Ok. That isn’t quite what happens. But wouldn’t it have been something special? Something you could only really do as a one-off special feature? Something to make use of a bigger budget? Something that gives a reason to make a film after a show has ceased to be? Yeah - it would have been. But instead the Sex and the City film is exactly the same as any Sex and the City episode. Only it’s two and a half hours long.
But here’s why that isn’t a problem. Sex and the City was a good show. Funny, dramatic, pioneering in terms of its strong female leads and graphic scenes, SATC established a huge fan base for a reason. Yes, the characters could sometimes get bloody annoying, occasionally seeming to parody themselves to a point of banality, but its character arcs and relationship-fuelled plots became addictive, and it was one of those shows where you could easily watch two or three episodes at a time.

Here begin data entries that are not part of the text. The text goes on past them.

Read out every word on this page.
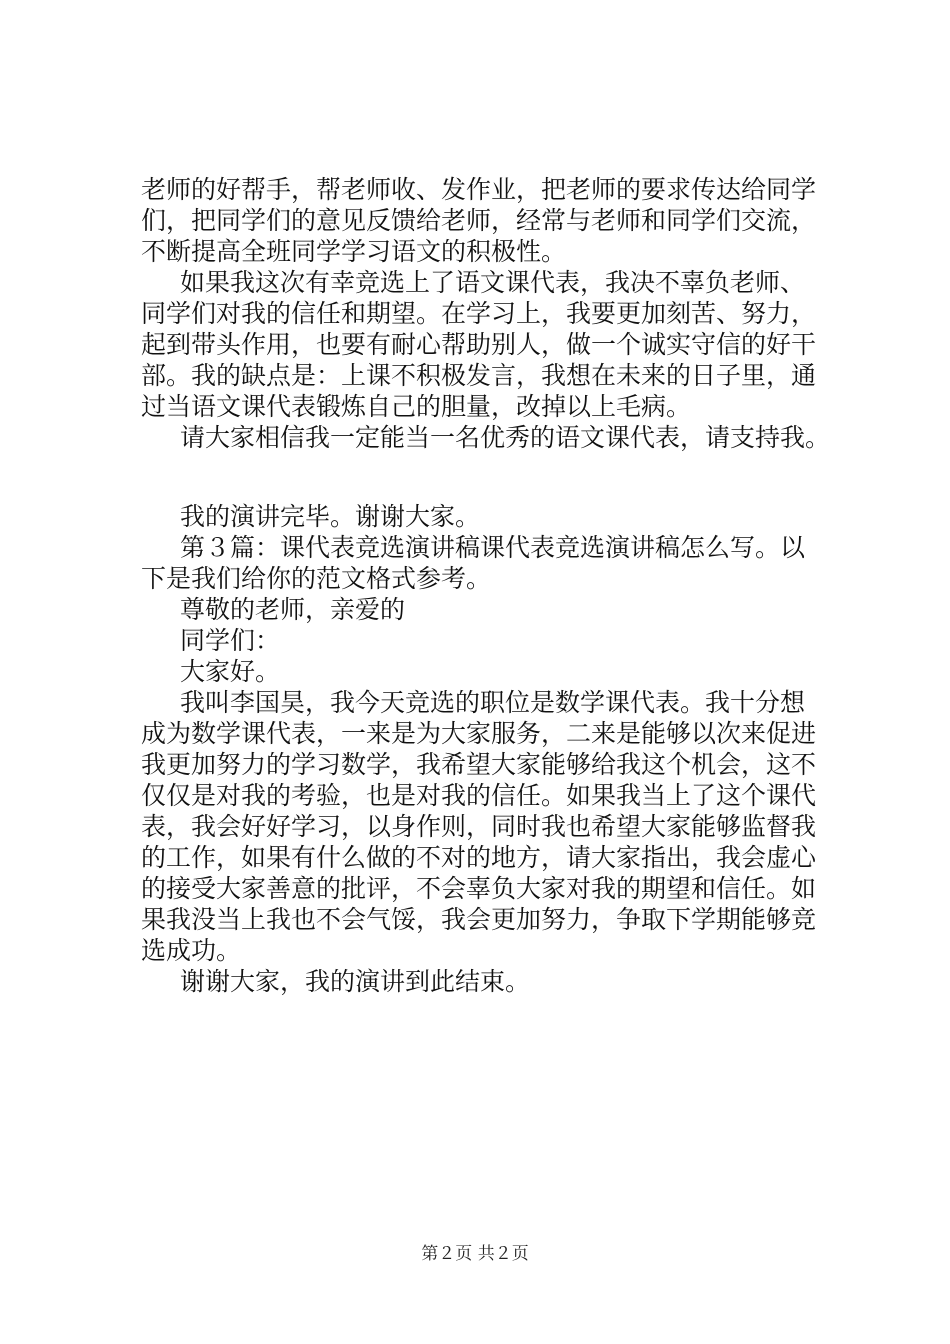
老师的好帮手，帮老师收、发作业，把老师的要求传达给同学
们，把同学们的意见反馈给老师，经常与老师和同学们交流，
不断提高全班同学学习语文的积极性。
如果我这次有幸竞选上了语文课代表，我决不辜负老师、
同学们对我的信任和期望。在学习上，我要更加刻苦、努力，
起到带头作用，也要有耐心帮助别人，做一个诚实守信的好干
部。我的缺点是：上课不积极发言，我想在未来的日子里，通
过当语文课代表锻炼自己的胆量，改掉以上毛病。
请大家相信我一定能当一名优秀的语文课代表，请支持我。
我的演讲完毕。谢谢大家。
第３篇：课代表竞选演讲稿课代表竞选演讲稿怎么写。以
下是我们给你的范文格式参考。
尊敬的老师，亲爱的
同学们：
大家好。
我叫李国昊，我今天竞选的职位是数学课代表。我十分想
成为数学课代表，一来是为大家服务，二来是能够以次来促进
我更加努力的学习数学，我希望大家能够给我这个机会，这不
仅仅是对我的考验，也是对我的信任。如果我当上了这个课代
表，我会好好学习，以身作则，同时我也希望大家能够监督我
的工作，如果有什么做的不对的地方，请大家指出，我会虚心
的接受大家善意的批评，不会辜负大家对我的期望和信任。如
果我没当上我也不会气馁，我会更加努力，争取下学期能够竞
选成功。
谢谢大家，我的演讲到此结束。
第２页 共２页
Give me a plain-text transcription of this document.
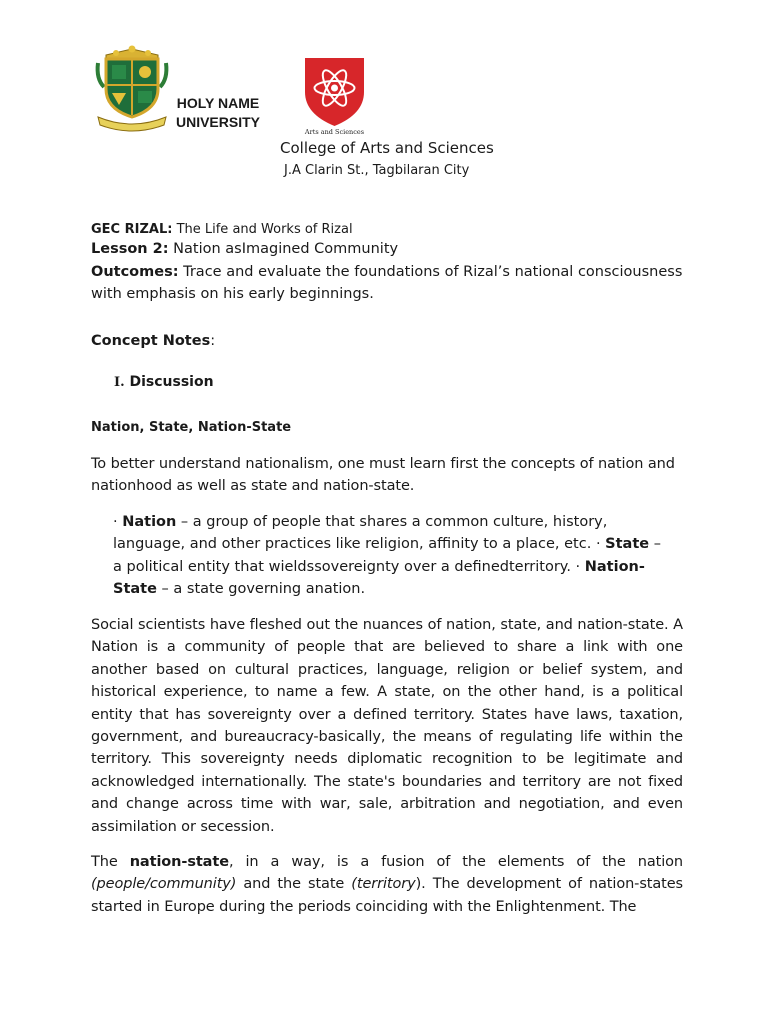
Arts and Sciences
HOLY NAME UNIVERSITY
College of Arts and Sciences
J.A Clarin St., Tagbilaran City
GEC RIZAL: The Life and Works of Rizal
Lesson 2: Nation asImagined Community
Outcomes: Trace and evaluate the foundations of Rizal’s national consciousness with emphasis on his early beginnings.
Concept Notes:
I. Discussion
Nation, State, Nation-State

To better understand nationalism, one must learn first the concepts of nation and nationhood as well as state and nation-state.

· Nation – a group of people that shares a common culture, history, language, and other practices like religion, affinity to a place, etc. · State – a political entity that wieldssovereignty over a definedterritory. · Nation-State – a state governing anation.

Social scientists have fleshed out the nuances of nation, state, and nation-state. A Nation is a community of people that are believed to share a link with one another based on cultural practices, language, religion or belief system, and historical experience, to name a few. A state, on the other hand, is a political entity that has sovereignty over a defined territory. States have laws, taxation, government, and bureaucracy-basically, the means of regulating life within the territory. This sovereignty needs diplomatic recognition to be legitimate and acknowledged internationally. The state's boundaries and territory are not fixed and change across time with war, sale, arbitration and negotiation, and even assimilation or secession.

The nation-state, in a way, is a fusion of the elements of the nation (people/community) and the state (territory). The development of nation-states started in Europe during the periods coinciding with the Enlightenment. The
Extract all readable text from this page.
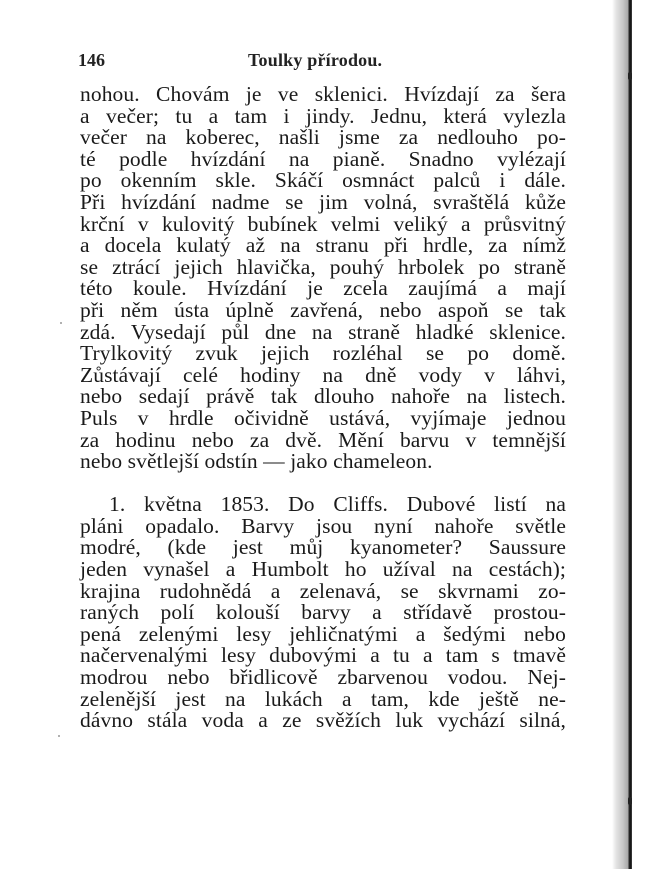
146	Toulky přírodou.
nohou. Chovám je ve sklenici. Hvízdají za šera
a večer; tu a tam i jindy. Jednu, která vylezla
večer na koberec, našli jsme za nedlouho po-
té podle hvízdání na pianě. Snadno vylézají
po okenním skle. Skáčí osmnáct palců i dále.
Při hvízdání nadme se jim volná, svraštělá kůže
krční v kulovitý bubínek velmi veliký a průsvitný
a docela kulatý až na stranu při hrdle, za nímž
se ztrácí jejich hlavička, pouhý hrbolek po straně
této koule. Hvízdání je zcela zaujímá a mají
při něm ústa úplně zavřená, nebo aspoň se tak
zdá. Vysedají půl dne na straně hladké sklenice.
Trylkovitý zvuk jejich rozléhal se po domě.
Zůstávají celé hodiny na dně vody v láhvi,
nebo sedají právě tak dlouho nahoře na listech.
Puls v hrdle očividně ustává, vyjímaje jednou
za hodinu nebo za dvě. Mění barvu v temnější
nebo světlejší odstín — jako chameleon.
1. května 1853. Do Cliffs. Dubové listí na
pláni opadalo. Barvy jsou nyní nahoře světle
modré, (kde jest můj kyanometer? Saussure
jeden vynašel a Humbolt ho užíval na cestách);
krajina rudohnědá a zelenavá, se skvrnami zo-
raných polí kolouší barvy a střídavě prostou-
pená zelenými lesy jehličnatými a šedými nebo
načervenalými lesy dubovými a tu a tam s tmavě
modrou nebo břidlicově zbarvenou vodou. Nej-
zelenější jest na lukách a tam, kde ještě ne-
dávno stála voda a ze svěžích luk vychází silná,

The film picks up a few years after the show left off, and it’s a testament to the writers and actors that after four years the characters and tone of the series simply carry on, as if there hadn’t been a break at all. Characters face varying degrees of dilemma (some far more than others), there’s lots of weird clothes on show (it strikes me as odd that what many people call “fashion” I call “looking like a twonk… in bad clothes”) and even two, count them, two montages of Carrie trying on different outfits. Two. In the first twenty minutes. Smashing.
It’s frustrating and ridiculous that the majority of the major plot points are blurted out in the film’s overlong trailer, ruining any surprise revelations or potentially devastating turns of events. There is certainly a powerful mid-point, which spirals into a wave of darkness, before levelling off for the last third into a rather non-wow finale. But it still made the audience laugh and cry on more than one occasion. Whether it would have the same effect on someone who didn’t have six series’ worth of back story, I’m not so sure.
Like the Simpsons Movie, there was no real reason to make this (aside from money) and there wasn’t anything special done to the series to reason a voyage from the little screen to the big screen. But by being based on a super show, it automatically becomes a super film, notching above the baseline CF0. But only to a CF1. There are no extra points because, well, there weren’t any extras in the film either. And if I see production notes detailing a new B-Movie with a “Mr Big” and some gophers, I’ll bloody sue.